Wichtig ist für uns dabei auch die weitere Unterstützung von Bürgerradwegeprojekten, die vor allem im ländlichen Raum durch bürgerschaftliches Engage
ment entstehen. Seit 2005 konnten durch die Zusammenarbeit von Land, Kommunen und dem Landesbetrieb Straßen.NRW bereits über 300 Kilometer Bürgerradwege gebaut werden. Daran wollen wir auch in der Zukunft anknüpfen.
Meine Damen und Herren, um die Nahmobilität in unserem Land zukunftsfähig auszugestalten, bedarf es unter anderem der systematischen Konzeption eines landesweiten Radwegenetzes, die auf Grundlage regionaler Analysen erstellt werden muss. In der kommenden Woche, am Weltfahrradtag, wird die Volksinitiative Aufbruch Fahrrad ihre gesammelten Unterschriften hier in Düsseldorf übergeben.
Wir unterstützen den Einsatz der Volksinitiative und bitten die Landesregierung, die Vertreter der Initiative bei der erforderlichen Weiterentwicklung des Aktionsplans Nahmobilität einzubinden.
Ein für uns als NRW-Koalition weiterer wichtiger Aspekt ist in diesem Zusammenhang auch die Novellierung der Förderrichtlinie Nahmobilität unter den in unserem Antrag genannten Kautelen.
Mit der Zustimmung des Bundesrates zur Elektrokleinstfahrzeuge-Verordnung am vergangenen Freitag und den weiter steigenden Verkaufszahlen von E-Bikes und Pedelecs wird sich deren Nutzerkreis ändern. Ich selbst hatte bereits das Vergnügen, in einer europäischen Metropole einen E-Scooter zu testen. Ich muss sagen: Ich bin durchaus überzeugt.
Verkehrssicherheitsbelange, insbesondere die von Kindern und Senioren, müssen dabei aber weiter in den Blick genommen werden. In diesem Sinne setzen wir uns mit unserer Antragsinitiative für eine schnelle und unbürokratische Umsetzung der entsprechenden Verordnung ein.
Abschließend, meine sehr geehrten Damen und Herren, freue ich mich auf die Beratung unseres Antrags im Ausschuss und danke Ihnen für Ihre Aufmerksamkeit. – Vielen Dank.

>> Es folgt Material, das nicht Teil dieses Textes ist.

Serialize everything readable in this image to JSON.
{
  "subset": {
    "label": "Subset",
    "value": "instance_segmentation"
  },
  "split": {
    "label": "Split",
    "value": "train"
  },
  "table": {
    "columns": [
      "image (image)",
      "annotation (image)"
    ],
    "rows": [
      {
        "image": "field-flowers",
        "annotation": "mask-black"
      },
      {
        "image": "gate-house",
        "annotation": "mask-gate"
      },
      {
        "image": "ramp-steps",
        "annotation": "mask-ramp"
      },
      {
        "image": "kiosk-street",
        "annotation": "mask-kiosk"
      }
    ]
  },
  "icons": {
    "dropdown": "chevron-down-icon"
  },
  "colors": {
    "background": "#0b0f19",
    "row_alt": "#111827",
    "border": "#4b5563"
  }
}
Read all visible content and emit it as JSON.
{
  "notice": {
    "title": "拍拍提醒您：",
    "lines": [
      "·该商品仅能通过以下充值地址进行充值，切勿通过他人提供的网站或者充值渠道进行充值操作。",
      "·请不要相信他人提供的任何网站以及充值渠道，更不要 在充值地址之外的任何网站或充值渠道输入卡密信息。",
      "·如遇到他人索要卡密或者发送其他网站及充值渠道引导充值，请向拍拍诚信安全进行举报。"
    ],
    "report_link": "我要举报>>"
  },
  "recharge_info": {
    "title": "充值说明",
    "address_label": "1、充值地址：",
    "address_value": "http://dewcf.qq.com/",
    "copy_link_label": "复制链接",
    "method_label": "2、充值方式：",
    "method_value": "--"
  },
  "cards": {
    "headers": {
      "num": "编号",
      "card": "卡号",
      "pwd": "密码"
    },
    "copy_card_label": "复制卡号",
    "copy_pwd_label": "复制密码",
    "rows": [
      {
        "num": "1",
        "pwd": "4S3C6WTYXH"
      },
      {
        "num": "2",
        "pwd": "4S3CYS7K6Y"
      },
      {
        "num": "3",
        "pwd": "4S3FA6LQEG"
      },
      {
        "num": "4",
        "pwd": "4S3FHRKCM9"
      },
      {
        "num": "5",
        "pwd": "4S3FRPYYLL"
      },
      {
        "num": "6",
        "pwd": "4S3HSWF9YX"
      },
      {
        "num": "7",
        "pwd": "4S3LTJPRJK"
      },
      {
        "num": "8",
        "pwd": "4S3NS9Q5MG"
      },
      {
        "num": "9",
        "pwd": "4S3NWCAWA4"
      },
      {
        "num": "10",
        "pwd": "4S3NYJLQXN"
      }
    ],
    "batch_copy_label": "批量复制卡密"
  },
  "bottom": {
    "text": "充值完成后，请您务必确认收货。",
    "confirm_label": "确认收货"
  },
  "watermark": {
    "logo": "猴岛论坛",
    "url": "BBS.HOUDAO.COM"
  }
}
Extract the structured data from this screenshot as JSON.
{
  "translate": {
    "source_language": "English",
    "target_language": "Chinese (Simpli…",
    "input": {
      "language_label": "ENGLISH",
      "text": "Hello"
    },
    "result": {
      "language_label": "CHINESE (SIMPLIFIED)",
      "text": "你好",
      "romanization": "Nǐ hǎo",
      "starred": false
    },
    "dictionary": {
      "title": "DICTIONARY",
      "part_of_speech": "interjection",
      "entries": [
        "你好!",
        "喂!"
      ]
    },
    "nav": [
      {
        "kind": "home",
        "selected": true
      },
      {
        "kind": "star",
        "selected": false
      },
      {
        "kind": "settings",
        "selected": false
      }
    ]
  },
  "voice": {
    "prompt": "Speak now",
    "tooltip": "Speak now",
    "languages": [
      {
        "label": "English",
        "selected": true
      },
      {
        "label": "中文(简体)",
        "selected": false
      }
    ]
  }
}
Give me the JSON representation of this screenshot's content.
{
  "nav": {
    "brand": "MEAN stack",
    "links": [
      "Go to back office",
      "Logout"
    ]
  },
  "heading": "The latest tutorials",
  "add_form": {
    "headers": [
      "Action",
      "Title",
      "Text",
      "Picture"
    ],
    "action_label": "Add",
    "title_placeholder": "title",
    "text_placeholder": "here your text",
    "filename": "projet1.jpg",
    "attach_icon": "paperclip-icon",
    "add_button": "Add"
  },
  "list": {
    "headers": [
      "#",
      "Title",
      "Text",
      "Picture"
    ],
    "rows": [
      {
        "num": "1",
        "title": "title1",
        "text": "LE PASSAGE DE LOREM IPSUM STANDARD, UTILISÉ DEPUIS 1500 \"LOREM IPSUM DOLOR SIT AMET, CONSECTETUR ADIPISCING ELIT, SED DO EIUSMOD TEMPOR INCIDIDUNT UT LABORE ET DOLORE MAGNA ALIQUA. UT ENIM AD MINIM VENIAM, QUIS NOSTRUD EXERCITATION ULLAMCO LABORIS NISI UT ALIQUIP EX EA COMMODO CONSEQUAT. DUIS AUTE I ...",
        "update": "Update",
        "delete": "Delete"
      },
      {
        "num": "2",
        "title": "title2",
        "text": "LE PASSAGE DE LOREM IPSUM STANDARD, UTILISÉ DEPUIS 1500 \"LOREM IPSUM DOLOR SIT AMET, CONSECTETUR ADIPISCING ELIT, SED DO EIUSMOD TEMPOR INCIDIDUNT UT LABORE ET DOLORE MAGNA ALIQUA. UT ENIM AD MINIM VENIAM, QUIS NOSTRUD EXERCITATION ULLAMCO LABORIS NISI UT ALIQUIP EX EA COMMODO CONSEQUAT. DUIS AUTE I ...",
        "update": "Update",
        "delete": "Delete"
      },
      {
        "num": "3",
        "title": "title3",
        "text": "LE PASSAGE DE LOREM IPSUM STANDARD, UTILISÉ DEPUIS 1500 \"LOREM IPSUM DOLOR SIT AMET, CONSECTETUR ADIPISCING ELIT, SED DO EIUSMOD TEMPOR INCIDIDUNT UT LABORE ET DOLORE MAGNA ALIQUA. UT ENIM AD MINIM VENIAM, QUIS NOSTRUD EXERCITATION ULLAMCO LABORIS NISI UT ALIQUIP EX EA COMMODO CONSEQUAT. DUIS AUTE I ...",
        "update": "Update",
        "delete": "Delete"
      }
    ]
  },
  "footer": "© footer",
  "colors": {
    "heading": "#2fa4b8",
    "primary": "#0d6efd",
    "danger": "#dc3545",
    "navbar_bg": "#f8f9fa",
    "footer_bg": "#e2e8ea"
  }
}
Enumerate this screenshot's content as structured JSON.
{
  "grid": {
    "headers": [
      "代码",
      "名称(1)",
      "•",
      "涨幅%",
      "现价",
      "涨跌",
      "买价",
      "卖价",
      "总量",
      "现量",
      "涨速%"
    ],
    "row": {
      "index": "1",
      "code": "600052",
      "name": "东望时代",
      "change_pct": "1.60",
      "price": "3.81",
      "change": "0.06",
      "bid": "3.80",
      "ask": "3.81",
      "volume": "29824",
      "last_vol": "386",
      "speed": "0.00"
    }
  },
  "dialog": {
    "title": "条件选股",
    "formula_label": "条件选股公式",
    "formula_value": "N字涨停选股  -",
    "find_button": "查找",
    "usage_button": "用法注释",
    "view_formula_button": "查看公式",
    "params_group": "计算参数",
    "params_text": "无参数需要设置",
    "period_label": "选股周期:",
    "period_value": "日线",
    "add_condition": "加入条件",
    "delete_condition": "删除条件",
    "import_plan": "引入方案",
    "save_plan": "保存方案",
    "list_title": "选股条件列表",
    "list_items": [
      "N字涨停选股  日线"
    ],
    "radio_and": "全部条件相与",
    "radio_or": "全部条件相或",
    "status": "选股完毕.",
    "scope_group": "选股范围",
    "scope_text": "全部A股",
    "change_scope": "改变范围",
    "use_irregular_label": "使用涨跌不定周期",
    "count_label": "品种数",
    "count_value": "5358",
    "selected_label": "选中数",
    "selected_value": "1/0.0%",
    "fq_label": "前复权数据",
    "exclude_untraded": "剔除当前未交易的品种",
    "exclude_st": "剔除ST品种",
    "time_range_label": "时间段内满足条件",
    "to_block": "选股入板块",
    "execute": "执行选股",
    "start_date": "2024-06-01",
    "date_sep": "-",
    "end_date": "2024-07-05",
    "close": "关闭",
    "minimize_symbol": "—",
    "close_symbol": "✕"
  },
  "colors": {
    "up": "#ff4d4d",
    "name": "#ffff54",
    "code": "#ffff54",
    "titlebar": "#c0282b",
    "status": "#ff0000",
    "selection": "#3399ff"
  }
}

Vielen Dank, Herr Kollege Voussem. – Als nächster Redner hat nun für die Fraktion der FDP Herr Kollege Middeldorf das Wort. Bitte sehr, Herr Abgeordneter.
Vielen Dank. – Frau Präsidentin! Liebe Kolleginnen und Kollegen! Meine sehr verehrten Damen und Herren! Die Zukunft der Mobilität beginnt bei der Nahmobilität. In kaum einem anderen Bereich wird sich die Veränderung unserer Mobilität in den nächsten Jahren so schnell und auch so durchgreifend sichtbar vollziehen wie bei der Nahmobilität.
Der Trend zum Fahrradfahren ist ungebrochen. Neue Fortbewegungsmittel stehen vor der Tür. Die Digitalisierung erlaubt eine bessere Vernetzung unterschiedlicher Verkehrsträger. Schlüsseltechnologie ist die Elektromobilität. Sie erleichtert die Fortbewegung mit dem Fahrrad, mit anderen Fahrzeugen und ist gerade dabei, auch die Nahmobilität zu revolutionieren. Durch sie wird Nahmobilität zu einer echten Alternative zum motorisierten Individualverkehr.